- Born: December 28, 1905 Feldkirchen, Austria
- Died: June 21, 1992 (aged 86) Salzburg, Austria
- Occupations: priest, missionary, music director

= Franz Wasner =

Austrian priest and conductor (1905–1992)

Franz Mathias Wasner (December 28, 1905 – June 21, 1992) was an Austrian Catholic priest, the director and conductor of the Trapp Family Singers and a missionary. In the quasi-fictionalized stage and screen musical The Sound of Music, he is represented by the character Max Detweiler.

==Biography==
Wasner was born on December 28, 1905, in Feldkirchen near Mattighofen, a small town in Upper Austria. After graduating from the University of Innsbruck, he was ordained a priest and served in the small rural community of Mayrhofen in Tyrol for one year. He then studied canon law in Rome and graduated in 1934.
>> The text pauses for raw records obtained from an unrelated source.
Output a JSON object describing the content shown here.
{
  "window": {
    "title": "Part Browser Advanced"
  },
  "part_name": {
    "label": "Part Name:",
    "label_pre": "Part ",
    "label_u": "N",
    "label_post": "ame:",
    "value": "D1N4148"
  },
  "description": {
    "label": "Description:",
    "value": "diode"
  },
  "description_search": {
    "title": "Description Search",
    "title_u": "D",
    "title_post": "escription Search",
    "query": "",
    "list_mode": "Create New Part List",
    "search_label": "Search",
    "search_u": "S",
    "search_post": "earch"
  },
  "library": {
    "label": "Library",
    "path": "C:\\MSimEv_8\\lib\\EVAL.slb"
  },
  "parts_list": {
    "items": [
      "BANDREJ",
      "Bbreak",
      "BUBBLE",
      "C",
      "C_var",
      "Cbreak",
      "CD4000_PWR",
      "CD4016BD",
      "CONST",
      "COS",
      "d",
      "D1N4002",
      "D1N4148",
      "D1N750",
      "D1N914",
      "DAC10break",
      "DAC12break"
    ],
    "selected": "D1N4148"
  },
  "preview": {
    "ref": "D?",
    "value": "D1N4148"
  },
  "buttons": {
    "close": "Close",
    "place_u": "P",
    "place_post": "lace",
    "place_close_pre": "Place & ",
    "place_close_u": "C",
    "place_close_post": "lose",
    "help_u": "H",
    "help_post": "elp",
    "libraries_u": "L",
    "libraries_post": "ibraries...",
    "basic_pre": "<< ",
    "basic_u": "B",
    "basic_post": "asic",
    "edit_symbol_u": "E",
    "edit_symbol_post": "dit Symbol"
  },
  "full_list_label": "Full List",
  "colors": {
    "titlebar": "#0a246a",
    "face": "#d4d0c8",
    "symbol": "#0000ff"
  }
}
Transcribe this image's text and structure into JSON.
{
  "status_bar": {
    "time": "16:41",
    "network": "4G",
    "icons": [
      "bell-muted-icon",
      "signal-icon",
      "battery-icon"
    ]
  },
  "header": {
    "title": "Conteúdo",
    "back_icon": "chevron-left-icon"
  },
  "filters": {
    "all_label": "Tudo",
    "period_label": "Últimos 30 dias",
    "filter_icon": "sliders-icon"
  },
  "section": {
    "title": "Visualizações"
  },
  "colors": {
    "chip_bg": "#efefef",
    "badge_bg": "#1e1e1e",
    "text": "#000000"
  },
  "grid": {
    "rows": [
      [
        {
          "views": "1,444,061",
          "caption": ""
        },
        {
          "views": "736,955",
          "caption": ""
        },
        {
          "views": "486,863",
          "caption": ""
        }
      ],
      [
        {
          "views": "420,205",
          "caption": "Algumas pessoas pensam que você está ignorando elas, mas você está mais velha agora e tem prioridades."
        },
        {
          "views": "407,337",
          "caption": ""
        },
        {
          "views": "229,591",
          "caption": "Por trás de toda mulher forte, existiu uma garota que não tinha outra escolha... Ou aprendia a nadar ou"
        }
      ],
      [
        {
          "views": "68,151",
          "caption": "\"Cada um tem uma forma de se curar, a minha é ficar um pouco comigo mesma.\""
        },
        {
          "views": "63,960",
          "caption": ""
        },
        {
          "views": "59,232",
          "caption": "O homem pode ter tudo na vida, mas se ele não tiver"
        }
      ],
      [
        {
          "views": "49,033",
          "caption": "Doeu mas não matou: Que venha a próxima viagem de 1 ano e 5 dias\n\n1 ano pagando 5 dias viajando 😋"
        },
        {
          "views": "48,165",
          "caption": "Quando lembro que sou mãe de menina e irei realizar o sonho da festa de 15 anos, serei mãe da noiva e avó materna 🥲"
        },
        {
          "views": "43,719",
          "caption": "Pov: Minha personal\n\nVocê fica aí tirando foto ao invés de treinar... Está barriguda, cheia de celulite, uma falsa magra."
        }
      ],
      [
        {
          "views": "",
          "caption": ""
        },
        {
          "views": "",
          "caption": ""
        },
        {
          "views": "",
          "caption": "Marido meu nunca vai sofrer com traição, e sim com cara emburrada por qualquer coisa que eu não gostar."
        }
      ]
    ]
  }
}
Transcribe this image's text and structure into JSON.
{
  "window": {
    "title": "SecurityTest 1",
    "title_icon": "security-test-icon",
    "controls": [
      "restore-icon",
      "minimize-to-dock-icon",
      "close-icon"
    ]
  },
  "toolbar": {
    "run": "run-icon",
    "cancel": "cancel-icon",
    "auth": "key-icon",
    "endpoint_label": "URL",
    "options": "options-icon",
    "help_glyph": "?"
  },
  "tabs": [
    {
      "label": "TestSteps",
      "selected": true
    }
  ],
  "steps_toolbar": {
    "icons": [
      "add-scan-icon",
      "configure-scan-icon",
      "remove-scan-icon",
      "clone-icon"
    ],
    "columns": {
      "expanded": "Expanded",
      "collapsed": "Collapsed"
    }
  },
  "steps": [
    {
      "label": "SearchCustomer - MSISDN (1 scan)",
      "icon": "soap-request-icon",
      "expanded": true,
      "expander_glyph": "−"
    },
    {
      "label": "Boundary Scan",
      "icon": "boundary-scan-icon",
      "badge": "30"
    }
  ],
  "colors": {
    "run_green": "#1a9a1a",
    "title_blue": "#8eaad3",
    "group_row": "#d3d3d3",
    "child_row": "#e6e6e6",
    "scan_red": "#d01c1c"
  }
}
Wasner later moved to Salzburg, where he met Georg von Trapp. He and Trapp became close friends, and from that time on he accompanied the Trapp family as director and conductor on all their concert tours. He also composed several Masses and more than 60 songs to texts by various poets such as Ingeborg Bachmann, Christian Morgenstern, and Georg Trakl.

In 1958, Wasner decided to do missionary work on the Fiji Islands, where he remained until 1966. During his stay, he commissioned murals in the small church of his station in Naiserelangi by the French artist Jean Charlot.

The Vatican appointed Wasner in 1967 rector of the Pontifical Institute Santa Maria dell' Anima in Rome, which he headed until 1981.

Wasner died on June 21, 1992, in Salzburg and was buried in the PetersFriedhof.